Revenons à la responsabilité collective: c'est vrai qu'il y a un certain nombre de propos choquants, de propos de haine qui seraient certainement condamnes par un juge, qui circulent sur Internet. La vraie question est qu'est-ce qu'on fait contre ça? Va-t-on laisser Monsieur Cazeneuve, ses amis de chez Google et de la NSA s'occuper de nous quand on voit des idées criminelles sur Internet? Ou est-ce qu'on essaie chacun en tant que citoyen de s'opposer à ces idées, d'aller combattre ces idées sur leur terrain? Internet permet la participation universelle. De la même façon que l'on peut être tous exposés aux propos de haine, aux images de haine, nous pouvons tous aussi réagir, participer.
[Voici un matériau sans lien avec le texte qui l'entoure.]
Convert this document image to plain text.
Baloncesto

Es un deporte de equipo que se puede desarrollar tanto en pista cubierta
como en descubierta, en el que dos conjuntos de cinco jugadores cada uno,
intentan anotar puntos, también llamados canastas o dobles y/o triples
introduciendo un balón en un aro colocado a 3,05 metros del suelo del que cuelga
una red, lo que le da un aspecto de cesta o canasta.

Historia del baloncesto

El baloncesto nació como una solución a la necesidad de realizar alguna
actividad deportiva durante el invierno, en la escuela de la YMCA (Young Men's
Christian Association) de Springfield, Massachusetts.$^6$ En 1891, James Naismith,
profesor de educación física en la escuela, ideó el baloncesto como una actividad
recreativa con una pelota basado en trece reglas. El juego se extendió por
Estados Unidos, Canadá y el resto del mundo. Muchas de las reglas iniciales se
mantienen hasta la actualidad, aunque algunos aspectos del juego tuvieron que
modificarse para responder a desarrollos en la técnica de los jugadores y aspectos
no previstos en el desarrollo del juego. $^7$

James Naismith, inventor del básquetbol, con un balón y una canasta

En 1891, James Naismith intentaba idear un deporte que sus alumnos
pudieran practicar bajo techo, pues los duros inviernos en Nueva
C'est de notre responsabilité collective d'aller combattre les idées de haine sur leur terrain, combattre les idées plutôt que s'attaquer à leurs symptômes qui sont la représentation des idées, l'expression des idées, mais sans de toute façon être la seule solution. Il s'agit ici de faire reculer les idées, et non pas de s'attaquer à ceux qui les véhiculent.